Job Title: Manufacturing Associate I (Cell-Therapy Biomanufacturing)
Job Duration: 6 Months with potential to extend
Job Location: Devens, MA
Reports To: Manager, Cell Therapy Manufacturing
Shift Schedule: (There will be 6-8 weeks of training 7 AM - 4 PM, Monday to Friday)
Shift:
Morning Shift: 6 AM to 6 PM (Panama Schedule)
Night Shift: 6 PM to 6 AM (Panama Schedule)
PURPOSE AND SCOPE OF POSITION
Client Cell Therapy Manufacturing seeks Associates within Manufacturing that bring enthusiasm, intellectual curiosity, scientific rigor, and a desire to help drive novel programs. The candidate must be goal-oriented, flexible, and able to work efficiently with safety and quality in mind. We are searching for enthusiastic and innovative individuals with a good understanding of good manufacturing practices to support routine manufacturing operations for Cell Therapy.
DUTIES AND RESPONSIBILITIES
- Performing patient process unit operations and support operations described in standard operating procedures and batch records.
- Completing documentation required by process transfer protocols, validation protocols, standard operating procedures, and batch records.
- Performing tasks in a manner consistent with the safety policies, quality systems, and GMP requirements.
- Completing training assignments to ensure the necessary technical skills and knowledge.
- Assisting in setting up manufacturing areas and equipment/fixtures.
- Perform facility and equipment commissioning activities.
- Training others on SOPs, Work Instructions to successfully complete manufacturing operations.
- Executing daily unit operations schedule that includes people, product, and material flow across multiple shifts.
- Work in a cleanroom environment and perform aseptic processing; maintain manufacturing environmental conditions (Non-Viable Particulate(s) and Viable microbial levels per controlled area classification specifications) by performing area disinfection regimen as required to meet global Health Authority requirements.
REQUIRED COMPETENCIES
Education:
- High school diploma and 0-2 years of experience in cGMP bioprocessing manufacturing, cell therapy manufacturing, or relevant experience.

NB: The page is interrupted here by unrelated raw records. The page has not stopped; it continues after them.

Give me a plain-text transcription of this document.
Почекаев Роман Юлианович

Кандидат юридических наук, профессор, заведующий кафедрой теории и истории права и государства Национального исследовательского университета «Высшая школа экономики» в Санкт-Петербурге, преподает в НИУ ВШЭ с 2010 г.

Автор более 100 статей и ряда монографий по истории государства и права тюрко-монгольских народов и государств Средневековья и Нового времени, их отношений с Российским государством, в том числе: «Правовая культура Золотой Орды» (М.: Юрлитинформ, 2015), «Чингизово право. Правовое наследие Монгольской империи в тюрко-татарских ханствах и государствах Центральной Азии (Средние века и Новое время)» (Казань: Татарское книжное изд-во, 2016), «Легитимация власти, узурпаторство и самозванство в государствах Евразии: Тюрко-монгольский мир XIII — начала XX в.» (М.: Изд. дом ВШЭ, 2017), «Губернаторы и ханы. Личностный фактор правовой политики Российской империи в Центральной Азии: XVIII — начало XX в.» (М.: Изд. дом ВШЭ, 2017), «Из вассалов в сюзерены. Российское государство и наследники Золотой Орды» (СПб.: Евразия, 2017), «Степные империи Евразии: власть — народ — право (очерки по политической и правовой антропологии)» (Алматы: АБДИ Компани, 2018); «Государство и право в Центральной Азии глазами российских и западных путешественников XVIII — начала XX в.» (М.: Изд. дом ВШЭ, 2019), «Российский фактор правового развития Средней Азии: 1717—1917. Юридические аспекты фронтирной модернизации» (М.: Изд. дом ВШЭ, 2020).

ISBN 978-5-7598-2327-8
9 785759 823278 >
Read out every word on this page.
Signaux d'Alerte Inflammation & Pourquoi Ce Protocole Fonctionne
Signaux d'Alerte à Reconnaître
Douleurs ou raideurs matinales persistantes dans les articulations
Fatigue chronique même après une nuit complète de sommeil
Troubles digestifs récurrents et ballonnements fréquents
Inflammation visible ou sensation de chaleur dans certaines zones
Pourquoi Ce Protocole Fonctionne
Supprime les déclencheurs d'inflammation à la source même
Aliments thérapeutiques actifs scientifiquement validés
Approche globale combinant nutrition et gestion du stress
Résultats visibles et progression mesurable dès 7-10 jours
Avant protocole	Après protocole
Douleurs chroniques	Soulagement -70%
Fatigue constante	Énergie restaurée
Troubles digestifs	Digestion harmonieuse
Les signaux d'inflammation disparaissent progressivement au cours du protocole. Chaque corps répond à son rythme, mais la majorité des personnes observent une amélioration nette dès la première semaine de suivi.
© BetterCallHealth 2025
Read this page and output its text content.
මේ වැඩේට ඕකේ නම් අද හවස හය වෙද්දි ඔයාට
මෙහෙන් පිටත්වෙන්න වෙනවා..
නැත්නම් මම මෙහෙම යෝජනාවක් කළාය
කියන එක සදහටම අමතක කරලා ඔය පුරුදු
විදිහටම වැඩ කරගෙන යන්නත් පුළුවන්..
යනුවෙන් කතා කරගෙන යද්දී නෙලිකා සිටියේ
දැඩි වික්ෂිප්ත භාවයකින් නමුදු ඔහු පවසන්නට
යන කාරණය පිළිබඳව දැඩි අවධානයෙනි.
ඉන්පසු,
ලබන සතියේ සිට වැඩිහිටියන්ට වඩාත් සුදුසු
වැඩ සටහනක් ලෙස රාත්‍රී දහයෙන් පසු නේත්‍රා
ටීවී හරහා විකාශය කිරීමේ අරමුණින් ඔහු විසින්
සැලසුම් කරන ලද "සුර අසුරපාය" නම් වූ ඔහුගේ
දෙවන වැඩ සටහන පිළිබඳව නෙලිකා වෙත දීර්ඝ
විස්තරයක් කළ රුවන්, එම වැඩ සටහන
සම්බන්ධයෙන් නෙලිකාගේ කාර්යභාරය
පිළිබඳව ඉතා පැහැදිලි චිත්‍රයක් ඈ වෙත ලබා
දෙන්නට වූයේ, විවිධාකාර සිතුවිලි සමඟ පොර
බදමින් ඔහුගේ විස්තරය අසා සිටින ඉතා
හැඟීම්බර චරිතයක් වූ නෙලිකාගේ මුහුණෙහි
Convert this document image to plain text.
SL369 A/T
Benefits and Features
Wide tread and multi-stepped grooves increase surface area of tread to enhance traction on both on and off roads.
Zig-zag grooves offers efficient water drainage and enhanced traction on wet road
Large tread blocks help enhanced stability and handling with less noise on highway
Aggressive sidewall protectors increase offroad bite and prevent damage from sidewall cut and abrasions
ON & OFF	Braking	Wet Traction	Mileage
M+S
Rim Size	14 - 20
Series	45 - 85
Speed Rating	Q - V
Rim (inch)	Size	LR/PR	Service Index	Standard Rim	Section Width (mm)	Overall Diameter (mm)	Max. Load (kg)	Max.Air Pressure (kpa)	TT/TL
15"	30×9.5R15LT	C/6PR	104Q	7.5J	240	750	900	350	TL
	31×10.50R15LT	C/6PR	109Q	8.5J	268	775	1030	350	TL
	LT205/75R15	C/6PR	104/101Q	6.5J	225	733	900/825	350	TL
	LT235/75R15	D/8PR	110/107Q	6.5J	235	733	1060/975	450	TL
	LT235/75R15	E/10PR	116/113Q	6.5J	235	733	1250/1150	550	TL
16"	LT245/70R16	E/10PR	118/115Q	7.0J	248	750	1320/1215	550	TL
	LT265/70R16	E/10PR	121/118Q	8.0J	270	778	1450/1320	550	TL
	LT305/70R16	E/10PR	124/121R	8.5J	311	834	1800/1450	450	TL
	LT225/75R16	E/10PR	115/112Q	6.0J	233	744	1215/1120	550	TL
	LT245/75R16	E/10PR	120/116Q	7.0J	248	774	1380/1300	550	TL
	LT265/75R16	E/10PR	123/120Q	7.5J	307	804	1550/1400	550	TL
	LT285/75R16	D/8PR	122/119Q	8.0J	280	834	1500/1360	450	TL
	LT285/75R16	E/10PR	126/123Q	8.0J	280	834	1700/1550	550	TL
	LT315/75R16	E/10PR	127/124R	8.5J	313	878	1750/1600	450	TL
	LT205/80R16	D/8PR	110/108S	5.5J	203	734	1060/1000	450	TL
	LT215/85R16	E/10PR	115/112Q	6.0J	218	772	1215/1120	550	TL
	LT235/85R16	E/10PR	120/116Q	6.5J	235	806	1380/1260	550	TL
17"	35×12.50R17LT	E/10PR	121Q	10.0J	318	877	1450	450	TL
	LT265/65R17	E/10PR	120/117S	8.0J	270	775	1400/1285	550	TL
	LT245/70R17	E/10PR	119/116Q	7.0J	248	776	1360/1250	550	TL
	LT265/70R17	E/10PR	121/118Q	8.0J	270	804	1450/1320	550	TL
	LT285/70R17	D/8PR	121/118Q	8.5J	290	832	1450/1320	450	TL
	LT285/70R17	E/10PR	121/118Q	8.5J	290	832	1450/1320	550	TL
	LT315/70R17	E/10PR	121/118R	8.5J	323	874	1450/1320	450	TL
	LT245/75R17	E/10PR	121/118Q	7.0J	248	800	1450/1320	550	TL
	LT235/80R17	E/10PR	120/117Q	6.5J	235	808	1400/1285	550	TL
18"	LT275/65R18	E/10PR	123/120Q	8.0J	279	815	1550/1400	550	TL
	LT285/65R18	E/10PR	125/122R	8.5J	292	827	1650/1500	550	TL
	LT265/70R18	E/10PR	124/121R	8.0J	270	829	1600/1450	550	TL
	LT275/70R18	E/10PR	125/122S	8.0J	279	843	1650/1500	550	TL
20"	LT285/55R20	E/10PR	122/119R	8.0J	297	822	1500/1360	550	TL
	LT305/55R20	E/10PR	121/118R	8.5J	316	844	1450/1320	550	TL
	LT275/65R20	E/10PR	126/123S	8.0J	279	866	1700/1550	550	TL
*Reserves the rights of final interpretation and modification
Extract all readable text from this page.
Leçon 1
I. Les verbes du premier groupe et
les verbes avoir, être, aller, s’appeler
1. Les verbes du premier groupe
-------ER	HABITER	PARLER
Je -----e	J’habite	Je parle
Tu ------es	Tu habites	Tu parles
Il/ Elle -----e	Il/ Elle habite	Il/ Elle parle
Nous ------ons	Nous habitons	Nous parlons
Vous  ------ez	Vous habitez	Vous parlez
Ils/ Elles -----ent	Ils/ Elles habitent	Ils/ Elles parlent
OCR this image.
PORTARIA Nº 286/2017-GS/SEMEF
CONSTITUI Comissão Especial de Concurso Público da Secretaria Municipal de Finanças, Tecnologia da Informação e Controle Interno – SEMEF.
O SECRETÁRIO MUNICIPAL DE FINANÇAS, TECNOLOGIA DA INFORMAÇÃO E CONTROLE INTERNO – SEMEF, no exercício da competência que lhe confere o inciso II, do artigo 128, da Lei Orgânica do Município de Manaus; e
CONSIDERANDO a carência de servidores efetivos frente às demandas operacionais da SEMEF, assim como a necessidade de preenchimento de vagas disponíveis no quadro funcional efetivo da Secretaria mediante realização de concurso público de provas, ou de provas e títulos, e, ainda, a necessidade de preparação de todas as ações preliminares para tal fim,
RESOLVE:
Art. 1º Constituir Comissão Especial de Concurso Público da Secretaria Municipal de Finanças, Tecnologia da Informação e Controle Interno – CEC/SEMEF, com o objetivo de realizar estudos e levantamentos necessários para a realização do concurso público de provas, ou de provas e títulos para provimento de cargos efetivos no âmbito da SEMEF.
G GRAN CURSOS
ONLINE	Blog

- Bachelor's in a relevant science or engineering discipline is preferred.
Experience:
- Driven and motivated individual to learn and execute Cell Therapy Manufacturing operations.
- Must have the ability to work assigned shift (Day, Night, Weekends and/or Holidays).
- Must be able to work in a cleanroom environment and perform aseptic processing.
- Must be comfortable being exposed to human blood components.
- Must be able to be in close proximity to strong magnets.
Preferred Qualifications:
- Knowledge of cGMP regulations and FDA guidance applicable to biologics and cell therapy manufacturing is preferred.